In the “Chicken Soup for the Male Soul” column, Neal Martin offered advice to the young hopefuls for love on the Carnegie Mellon campus. Suggesting that young gents become proactive and target scenes where they could find similar matches, he asserted that the best meeting ground is right down the road at the Univeristy of Pittsburgh’s Hillman Library.
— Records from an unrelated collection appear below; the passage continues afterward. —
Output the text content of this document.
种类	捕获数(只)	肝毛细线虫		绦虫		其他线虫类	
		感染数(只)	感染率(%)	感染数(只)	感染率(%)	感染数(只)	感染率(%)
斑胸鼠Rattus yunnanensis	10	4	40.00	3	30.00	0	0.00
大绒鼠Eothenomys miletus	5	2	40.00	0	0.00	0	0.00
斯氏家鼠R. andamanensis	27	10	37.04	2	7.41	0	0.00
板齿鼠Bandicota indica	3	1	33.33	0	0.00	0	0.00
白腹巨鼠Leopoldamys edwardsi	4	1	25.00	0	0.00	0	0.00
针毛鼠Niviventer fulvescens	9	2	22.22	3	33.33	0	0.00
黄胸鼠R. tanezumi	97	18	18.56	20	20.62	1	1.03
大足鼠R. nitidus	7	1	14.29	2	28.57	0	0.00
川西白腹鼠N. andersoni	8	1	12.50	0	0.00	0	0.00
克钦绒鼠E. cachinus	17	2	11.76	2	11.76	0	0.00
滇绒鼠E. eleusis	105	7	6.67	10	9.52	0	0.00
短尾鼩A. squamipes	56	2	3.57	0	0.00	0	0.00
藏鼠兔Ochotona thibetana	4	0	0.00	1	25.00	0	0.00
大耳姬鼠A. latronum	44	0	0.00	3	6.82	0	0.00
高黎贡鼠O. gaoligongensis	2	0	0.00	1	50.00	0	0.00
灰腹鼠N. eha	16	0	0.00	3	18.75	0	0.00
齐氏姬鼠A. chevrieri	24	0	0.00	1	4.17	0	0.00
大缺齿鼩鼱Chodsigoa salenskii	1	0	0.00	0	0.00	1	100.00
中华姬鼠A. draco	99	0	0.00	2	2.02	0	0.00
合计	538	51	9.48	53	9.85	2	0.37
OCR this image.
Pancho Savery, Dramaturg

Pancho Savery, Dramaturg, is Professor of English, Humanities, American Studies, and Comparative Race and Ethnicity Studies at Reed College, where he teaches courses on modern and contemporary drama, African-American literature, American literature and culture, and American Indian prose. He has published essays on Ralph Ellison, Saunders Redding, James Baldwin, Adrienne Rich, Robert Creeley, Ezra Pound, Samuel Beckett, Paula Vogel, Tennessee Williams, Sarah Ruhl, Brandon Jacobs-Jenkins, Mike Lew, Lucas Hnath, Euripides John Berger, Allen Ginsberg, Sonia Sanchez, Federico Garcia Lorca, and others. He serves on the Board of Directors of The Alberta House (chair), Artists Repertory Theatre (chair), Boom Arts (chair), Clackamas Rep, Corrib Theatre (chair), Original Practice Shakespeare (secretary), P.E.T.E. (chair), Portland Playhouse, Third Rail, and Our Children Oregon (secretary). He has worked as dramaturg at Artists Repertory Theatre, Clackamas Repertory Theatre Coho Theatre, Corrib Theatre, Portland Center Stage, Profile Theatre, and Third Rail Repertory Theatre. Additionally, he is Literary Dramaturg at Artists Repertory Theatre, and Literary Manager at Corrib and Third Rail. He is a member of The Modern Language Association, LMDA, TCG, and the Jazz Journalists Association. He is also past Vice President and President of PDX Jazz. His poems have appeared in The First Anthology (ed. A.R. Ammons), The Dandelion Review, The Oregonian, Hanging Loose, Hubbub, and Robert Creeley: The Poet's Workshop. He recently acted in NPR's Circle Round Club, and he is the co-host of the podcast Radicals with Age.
With 7:00-11:00 p.m. being the prime time, he pointed out that finding an equally “nerdy” counterpart for oneself to feel comfortable with at Pitt is easier due to the fact that they are less of a “hot” commodity there (due to the laws of supply and demand). What better way to inspire love at a library than saying like a Casanova, “Is that a differential equations book you’re looking at, or are you just laying a hook for me?”

1 year ago
April 1, 2006

The Tartan’s annual Scandal Issue reported that Carnegie Mellon 1992 alumnus G.H. Davenport-Aldridge made a record donation to the College of Humanities and Social Sciences in the form of four new foam soap dispensers on the second floor of Baker Hall. The gift — the largest donation by an H&SS alum to the college since its creation in 1968 — was recognized in an unveiling ceremony where Davenport-Aldridge was the first to wash his hands in the foamy soap. The bathroom was also renamed “The G.H. Davenport-Aldridge Lavatory and Washroom for Male Patrons” in the donor’s honor. Yeah! Take that you peeps perambulating in Tepper’s Posner Hall! You might have a sweet building, but we’ve got pre-lathered soap!